The improper comment arose out of the following questions and answers (Tr. 129-132):
“Q. Now, Mr. Pearson, you previously heard the testimony of Officer Roberts and Officer Boston .... indicating that you made a comment in their presence that you didn’t have a car?
A. No, I never told them I never had a car.
Q. They were lying ?
A. As far as I am — ■
Q. You didn’t explain that to the officers at the time they arrested you?
A. They didn’t ask me, they didn’t give me a chance to explain nothing.
Q. I see. Why were you running along the fence area . . . ?
A. I didn’t know there was a fence there, sir.
Q. Well, the area from the sidewalk to the tree line, or whatever ?
A. I wasn’t.
Q. You weren’t.
•A. No, sir.
Q. So if Officer Roberts and Officer Boston testified to that they would be lying, right?
A. Yes, sir.
MR. DUNN: I object to the question, Your Honor.
THE COURT: Well he has already answered.
MR. TRUSTER: Well, that is two lies for the officers.
*1403 MR. DUNN: I object to the remarks of counsel.
THE COURT: The remarks of the counsel were uncalled for and—
MR. TRUSTER: I apologize.
THE COURT: Well, now just a moment. It isn’t necessary when you make notations to make comments yourself as to the testimony.

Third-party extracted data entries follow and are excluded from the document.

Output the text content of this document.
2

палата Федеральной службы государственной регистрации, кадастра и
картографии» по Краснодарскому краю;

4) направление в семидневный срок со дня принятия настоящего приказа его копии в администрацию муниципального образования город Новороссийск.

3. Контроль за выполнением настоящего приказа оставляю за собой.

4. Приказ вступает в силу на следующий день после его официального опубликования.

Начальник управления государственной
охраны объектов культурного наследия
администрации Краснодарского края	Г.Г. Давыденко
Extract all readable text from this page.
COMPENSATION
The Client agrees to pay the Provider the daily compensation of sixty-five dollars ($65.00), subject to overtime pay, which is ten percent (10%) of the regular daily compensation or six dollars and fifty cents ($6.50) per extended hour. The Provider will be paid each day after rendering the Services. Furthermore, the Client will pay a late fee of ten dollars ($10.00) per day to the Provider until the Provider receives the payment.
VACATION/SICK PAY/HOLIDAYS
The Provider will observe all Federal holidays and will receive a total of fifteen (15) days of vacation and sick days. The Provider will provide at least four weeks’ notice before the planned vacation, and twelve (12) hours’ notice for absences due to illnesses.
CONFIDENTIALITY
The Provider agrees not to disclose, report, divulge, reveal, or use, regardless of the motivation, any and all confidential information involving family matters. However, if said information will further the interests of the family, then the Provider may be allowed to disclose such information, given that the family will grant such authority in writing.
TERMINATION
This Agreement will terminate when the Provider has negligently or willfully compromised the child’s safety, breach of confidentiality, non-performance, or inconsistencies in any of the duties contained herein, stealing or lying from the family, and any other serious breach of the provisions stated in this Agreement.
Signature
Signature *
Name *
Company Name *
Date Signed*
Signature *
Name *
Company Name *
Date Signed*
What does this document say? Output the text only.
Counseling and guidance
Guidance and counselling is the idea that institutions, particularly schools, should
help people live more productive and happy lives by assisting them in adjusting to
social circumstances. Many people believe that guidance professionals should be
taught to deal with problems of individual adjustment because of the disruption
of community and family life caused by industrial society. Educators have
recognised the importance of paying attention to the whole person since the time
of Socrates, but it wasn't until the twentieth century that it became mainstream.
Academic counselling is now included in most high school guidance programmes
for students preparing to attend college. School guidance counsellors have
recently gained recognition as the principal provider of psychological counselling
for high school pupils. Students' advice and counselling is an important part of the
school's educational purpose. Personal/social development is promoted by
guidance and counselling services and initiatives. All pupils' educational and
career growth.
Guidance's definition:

We will propound the questions and the witness will answer them.”
After a careful review of the transcript, we do not feel that the comment, “Well, that is two lies for the officers,” is prejudicial to the defendant. The comment could have been phrased as a question and its only effect was to summarize the testimony. In view of this, we fail to see how the testimony of the defendant has been prejudiced.
The defendant’s third proposition of error alleges the verdict is contrary to the evidence, and was rendered on insufficient evidence. After careful review of the record, we cannot agree. We have consistently held that when there is competent evidence in the record from which the jury could reasonably conclude that the defendant was guilty as charged, the Court of Criminal Appeals will not interfere with the verdict, even though there is a sharp conflict in the evidence and different inferences may be drawn therefrom, since it is the exclusive province of the jury to weigh the evidence and determine the facts. See Jones v. State, Okl.Cr., 468 P.2d 805; West v. State, Okl.Cr., 484 P.2d 538.
In his next assignment of error, the defendant asks that we reverse or modify the verdict because the combination of errors and tactics of prosecutor denied him the due process of law. With this contention, we cannot agree. The tactics of prosecutor, plus the evidence obtained from the illegal search, are harmless error.
The defendant’s final proposition alleges that the sentence was excessive. Suffice it to say that the punishment was well within that allowed by law.
The record is free of any error which would justify modification or reversal and under such circumstances we are of the opinion that judgment and sentence should be, and is hereby, affirmed.